Second, IPFIX doesn't really measure the same thing as ECN does. What ECN does is note that at the point in time that a datagram is traversing a node, the node is or is not experiencing "congestion" as defined locally. The definition for that class of traffic at that point could be "integrated throughput rate exceeds <threshold>", "instantaneous queue depth exceeds <threshold>", or "mean queue depth exceeds <threshold>", and it might mean "marked with some probability" or "marked if the case is true". Whatever its definition, you can determine that the node in question saw something it called "congestion". IPFIX tells you what went through a system - between <time1> and <time2>, data flow <selector> passed some number of bytes and packets. You can now feed that into a simulator of some type, but at best it will give you an approximation of the behavior of the link conditioned by your assumptions, not "the behavior of the link".

Where I scratch my head with re-ecn is the impact of the re-introduction of the flag stream. It looks to me like a control system, which is presumed to be somewhere at a network edge, is supposed to be scoreboarding marks against IP addresses or IP prefixes, which sounds to me like the kind of overheads one sees in XCP, RCP, or the like, but with storage and discrimination in some form of IP address database.
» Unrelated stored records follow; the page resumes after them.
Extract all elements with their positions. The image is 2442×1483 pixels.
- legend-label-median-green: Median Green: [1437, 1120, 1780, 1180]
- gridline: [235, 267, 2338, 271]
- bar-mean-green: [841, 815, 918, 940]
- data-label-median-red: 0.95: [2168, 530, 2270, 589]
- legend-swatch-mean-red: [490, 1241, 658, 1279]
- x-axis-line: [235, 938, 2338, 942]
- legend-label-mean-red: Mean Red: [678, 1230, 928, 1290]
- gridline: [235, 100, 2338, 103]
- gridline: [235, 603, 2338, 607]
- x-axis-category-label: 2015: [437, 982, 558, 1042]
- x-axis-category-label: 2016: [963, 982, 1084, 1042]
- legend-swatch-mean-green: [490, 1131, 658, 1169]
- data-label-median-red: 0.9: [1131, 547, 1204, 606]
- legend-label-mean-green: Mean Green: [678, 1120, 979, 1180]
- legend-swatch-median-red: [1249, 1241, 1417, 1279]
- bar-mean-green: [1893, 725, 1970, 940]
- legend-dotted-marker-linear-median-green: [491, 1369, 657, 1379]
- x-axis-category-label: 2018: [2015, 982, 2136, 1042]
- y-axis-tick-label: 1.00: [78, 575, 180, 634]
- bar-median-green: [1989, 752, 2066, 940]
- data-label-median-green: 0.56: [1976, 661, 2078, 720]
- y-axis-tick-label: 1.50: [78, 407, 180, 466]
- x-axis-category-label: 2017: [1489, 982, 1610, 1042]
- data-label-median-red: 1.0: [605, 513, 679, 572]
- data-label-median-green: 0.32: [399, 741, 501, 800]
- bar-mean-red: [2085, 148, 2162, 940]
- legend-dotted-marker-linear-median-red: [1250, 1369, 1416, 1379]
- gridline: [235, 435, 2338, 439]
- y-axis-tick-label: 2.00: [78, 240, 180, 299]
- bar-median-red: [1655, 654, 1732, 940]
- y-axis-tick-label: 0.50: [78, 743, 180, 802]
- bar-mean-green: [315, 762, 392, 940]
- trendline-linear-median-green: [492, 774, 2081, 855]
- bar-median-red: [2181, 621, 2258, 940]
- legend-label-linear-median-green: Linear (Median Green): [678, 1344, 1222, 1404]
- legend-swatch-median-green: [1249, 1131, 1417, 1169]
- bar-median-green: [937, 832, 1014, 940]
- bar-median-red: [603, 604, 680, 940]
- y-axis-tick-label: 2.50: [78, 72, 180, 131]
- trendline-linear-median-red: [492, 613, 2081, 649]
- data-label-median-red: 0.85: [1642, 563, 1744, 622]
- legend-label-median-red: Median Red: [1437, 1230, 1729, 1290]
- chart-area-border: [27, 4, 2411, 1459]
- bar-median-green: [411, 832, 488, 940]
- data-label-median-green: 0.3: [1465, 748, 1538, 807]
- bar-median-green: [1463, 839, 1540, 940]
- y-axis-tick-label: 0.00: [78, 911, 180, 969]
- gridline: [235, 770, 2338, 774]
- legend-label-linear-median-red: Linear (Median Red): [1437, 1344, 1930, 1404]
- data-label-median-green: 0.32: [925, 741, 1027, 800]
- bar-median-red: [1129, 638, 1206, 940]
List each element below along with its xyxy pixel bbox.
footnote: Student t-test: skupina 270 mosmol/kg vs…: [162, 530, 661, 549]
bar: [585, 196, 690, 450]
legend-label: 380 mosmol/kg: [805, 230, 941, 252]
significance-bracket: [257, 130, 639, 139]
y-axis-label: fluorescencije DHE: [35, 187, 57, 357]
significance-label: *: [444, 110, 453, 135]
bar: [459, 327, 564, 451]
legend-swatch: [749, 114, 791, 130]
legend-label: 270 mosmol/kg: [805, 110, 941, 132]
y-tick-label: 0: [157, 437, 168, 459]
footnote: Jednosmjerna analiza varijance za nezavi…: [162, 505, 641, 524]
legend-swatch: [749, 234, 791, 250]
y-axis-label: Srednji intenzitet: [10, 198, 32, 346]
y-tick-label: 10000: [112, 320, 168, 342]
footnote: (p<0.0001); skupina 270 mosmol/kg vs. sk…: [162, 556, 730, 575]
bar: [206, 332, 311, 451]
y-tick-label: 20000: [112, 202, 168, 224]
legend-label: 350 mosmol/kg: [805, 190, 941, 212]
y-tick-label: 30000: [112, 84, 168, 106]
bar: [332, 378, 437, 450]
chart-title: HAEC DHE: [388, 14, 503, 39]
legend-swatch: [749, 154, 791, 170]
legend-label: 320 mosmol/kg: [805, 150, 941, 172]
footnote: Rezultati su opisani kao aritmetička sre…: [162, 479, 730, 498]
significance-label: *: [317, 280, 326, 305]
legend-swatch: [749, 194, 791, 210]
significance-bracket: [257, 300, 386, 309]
That worries me from a scaling perspective. I'm in favor of having ISPs be able to limit congestion in a reasonable way, but I'm interested in approaches that scale. I'm also concerned about what looks to me like a persistent under-run. If Alice sends Bob a stream of traffic, Bob replies noting her mark count, and she re-replies re-inserting that mark count, there is always some probability that her re-inserted reply is itself marked and Bob no longer cares. If the network is drawing broad conclusions from aggregated marks, it seems it would need to account for the under-run.

Another way in which I scratch my head is what one actually does. If we're OK with maintaining per-address or per-prefix state of some sort, I would find myself wondering about a variation on fair queuing that uses the later of "a time or sequence number dictated by the source address" and "a time or sequence number dictated by the destination address", and only keeps track of addresses/prefixes that have been recently used. That allows the ISP to be in control of its own congestion without the compliance of neighboring networks or the hosts in them. But that's just me.